L'idée démocratique de notre époque est anti-autoritaire, anti-top/down, anti-jacobine, elle ne porte pas de convergence consensuelle mais la nécessité de reconnaître la puissance de la communication latérale. Le gouvernement comme le management par la domination nous pèsent, en vérité nous les trouvons insupportables, chacun de nous aspire à être reconnu avec l'intelligence indissociable de la sensibilité personnelle. La surveillance et le contrôle par la hiérarchie sont des dénis de notre être, au-delà des savoir-faire professionnels inégaux, le postulat est que nous sommes tous des êtres subjectifs égaux. Nous voulons la liberté, le partage des connaissances et la préservation de notre environnement et des communautés auxquelles nous appartenons.
Pourquoi une collectivité locale serait-elle autre chose qu'une entreprise de démocratie ? Le premier souci que nous avons est de savoir qui est le dirigeant de l'administration locale… un sujet déjà maintes fois évoqué dans ce blog.
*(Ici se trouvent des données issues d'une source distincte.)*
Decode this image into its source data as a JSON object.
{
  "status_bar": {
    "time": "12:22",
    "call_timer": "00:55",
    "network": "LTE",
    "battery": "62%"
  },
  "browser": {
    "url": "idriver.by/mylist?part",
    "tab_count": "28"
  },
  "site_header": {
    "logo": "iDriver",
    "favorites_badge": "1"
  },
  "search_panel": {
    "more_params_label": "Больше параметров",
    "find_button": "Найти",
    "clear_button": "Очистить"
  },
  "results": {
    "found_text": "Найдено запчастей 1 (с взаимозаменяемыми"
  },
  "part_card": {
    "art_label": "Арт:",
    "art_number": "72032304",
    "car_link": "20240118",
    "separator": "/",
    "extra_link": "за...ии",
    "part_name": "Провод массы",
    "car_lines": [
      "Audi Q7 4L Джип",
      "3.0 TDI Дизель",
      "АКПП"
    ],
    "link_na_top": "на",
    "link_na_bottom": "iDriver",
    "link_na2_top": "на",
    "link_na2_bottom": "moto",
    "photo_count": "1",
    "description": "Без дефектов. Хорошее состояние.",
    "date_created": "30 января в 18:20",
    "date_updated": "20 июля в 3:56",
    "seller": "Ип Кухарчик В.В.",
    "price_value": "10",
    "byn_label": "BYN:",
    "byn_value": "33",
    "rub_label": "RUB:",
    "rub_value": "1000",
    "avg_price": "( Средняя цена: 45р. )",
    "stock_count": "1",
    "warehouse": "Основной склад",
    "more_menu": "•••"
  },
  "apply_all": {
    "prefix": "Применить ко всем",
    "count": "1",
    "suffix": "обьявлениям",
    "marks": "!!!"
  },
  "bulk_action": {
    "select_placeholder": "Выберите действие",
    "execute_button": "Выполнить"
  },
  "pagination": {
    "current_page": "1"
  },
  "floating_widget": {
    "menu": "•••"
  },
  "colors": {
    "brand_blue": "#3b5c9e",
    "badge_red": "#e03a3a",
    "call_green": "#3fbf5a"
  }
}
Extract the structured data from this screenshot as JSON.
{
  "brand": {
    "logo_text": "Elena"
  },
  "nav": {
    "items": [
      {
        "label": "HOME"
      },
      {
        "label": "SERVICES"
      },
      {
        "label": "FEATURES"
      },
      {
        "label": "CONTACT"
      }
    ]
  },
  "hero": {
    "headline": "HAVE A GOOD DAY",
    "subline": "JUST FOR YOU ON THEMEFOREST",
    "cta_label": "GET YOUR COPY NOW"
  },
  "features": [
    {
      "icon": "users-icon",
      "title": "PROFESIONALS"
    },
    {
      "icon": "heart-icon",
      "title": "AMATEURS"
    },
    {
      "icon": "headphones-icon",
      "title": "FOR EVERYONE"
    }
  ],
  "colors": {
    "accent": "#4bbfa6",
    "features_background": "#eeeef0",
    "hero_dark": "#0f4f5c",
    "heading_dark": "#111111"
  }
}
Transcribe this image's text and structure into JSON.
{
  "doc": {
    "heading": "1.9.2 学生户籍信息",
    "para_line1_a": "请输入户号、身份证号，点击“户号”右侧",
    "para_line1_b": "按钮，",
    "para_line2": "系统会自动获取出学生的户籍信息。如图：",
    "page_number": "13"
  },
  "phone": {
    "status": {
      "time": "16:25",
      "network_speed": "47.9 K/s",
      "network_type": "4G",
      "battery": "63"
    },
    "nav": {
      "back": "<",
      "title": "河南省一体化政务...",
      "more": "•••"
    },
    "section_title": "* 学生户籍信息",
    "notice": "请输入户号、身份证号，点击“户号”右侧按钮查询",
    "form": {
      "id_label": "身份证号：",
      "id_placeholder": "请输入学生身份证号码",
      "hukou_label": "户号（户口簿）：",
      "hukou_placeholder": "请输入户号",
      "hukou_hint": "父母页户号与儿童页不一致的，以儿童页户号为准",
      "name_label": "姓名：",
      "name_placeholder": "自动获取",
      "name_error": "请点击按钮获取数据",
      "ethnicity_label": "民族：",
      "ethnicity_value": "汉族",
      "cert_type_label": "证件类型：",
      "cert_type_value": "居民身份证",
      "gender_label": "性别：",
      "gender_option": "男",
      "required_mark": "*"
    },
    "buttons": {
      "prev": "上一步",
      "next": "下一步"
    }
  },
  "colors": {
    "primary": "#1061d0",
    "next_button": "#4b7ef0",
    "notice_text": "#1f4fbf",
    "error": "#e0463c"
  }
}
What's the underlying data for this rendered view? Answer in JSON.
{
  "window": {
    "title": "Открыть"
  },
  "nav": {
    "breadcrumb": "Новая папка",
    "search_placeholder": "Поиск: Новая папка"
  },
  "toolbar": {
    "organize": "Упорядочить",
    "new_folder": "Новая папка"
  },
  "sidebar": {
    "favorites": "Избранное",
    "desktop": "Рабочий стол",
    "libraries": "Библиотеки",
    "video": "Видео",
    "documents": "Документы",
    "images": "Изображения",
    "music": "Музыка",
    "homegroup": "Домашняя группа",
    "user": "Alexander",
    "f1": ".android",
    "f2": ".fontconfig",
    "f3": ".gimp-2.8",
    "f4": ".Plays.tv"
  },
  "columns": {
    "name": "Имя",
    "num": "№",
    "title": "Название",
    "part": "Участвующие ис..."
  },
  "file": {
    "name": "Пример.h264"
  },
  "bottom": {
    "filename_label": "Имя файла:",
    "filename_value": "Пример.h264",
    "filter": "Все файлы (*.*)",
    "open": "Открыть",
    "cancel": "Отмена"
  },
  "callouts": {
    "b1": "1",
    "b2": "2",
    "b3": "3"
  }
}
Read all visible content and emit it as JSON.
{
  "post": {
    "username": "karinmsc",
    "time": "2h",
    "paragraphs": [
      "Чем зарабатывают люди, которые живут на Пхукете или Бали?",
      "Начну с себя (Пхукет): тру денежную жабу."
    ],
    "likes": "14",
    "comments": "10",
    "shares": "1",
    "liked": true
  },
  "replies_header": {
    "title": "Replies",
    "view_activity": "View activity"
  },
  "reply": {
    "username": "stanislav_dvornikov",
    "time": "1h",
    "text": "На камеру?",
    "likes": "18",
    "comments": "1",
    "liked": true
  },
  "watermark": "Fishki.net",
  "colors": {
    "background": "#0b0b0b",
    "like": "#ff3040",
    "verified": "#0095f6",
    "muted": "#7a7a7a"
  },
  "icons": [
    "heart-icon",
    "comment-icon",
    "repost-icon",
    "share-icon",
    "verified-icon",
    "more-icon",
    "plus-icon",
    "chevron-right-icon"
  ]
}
Nous avons un problème de bicéphalite dans nos collectivités avec le Maire ou le Président et le Directeur Général des Services (DGS), l'un a la légitimité politique et l'autre la légitimité professionnelle, mais la distinction n'est pas explicite. Le problème, c'est que les règles sont écrites hors de l'organisation locale par un Code Général des Collectivités Territoriales (CGCT) qui est la règle supérieure de nos collectivités, « le Parlement est bien en matière d'administration régionale et locale, le seul pouvoir « constituant » institué » comme l'écrit FX Aubry. : autrement dit, la décentralisation a été octroyée mais nos collectivités locales non constituées par elles-mêmes restent un faux-semblant démocratique puisque la loi fondamentale n'est pas définie par les ressortissants locaux mais par les parlementaires si ce n'est le Gouvernement. La collectivité publique obéit à l'État avant d'obéir au peuple local. Rappelons qu'avant la Révolution, les communes fondées au Moyen-âge reposaient sur des chartes et que l'idée même des communs, qui refait surface ces dernières années, repose sur l'auto-gouvernance.

Un chef hiérarchique qui ne l'est plus dès que le patron diminué prend sa place
L'État interfère dans la gouvernance locale, nous ne sommes pas sortis de l'absolutisme étatique parachevé par Napoléon Bonaparte, il se réserve sur la commune « les droits d'un maître qui peut retirer ce qu'il a donné », les pouvoirs qu'il a « sur ses communes sont juridiquement illimités » (FX Aubry). Ainsi avons-nous, concrètement, un statut de la fonction publique territoriale imposé par l'État qui installe une hiérarchie, sans lien direct avec les métiers, qui concerne aussi bien le dirigeant que les cadres et les autres agents. Les méfaits du système patronal de nos collectivités locales sont innombrables parce que les élus n'ont ni la légitimité professionnelle, ni la réelle maîtrise de la gestion financière. Du côté des recettes, il y a plus de 60 ressources différentes, dotations ou compensations qui représentent la moitié des recettes dont les élus locaux dépendent sans contrôle de l'évolution. Ensuite, il y a des recettes fiscales administrées par les services fiscaux de l'État qui détestent rendre compte aux collectivités locales, le Trésor public qui tient le compte bancaire, il reste le vote des taux avec des options de manœuvre de répartition assez limitées et environ 10 % de recettes d'exploitation de services qui n'ont généralement pas vocation à la rentabilité… Du côté des dépenses, la masse salariale absorbe plus de 50 % des dépenses avec des règles de la fonction publique définies par l'État. J'ai souvent usé moi-même des termes de patron pour parler du Maire et de chef pour parler du DGS que j'étais, je ne suis pas sûr que le second degré ait toujours été bien compris… La réalité : nous avons un patron très diminué et un chef hiérarchique des services qui ne l'ai plus dès que le patron diminué prend sa place.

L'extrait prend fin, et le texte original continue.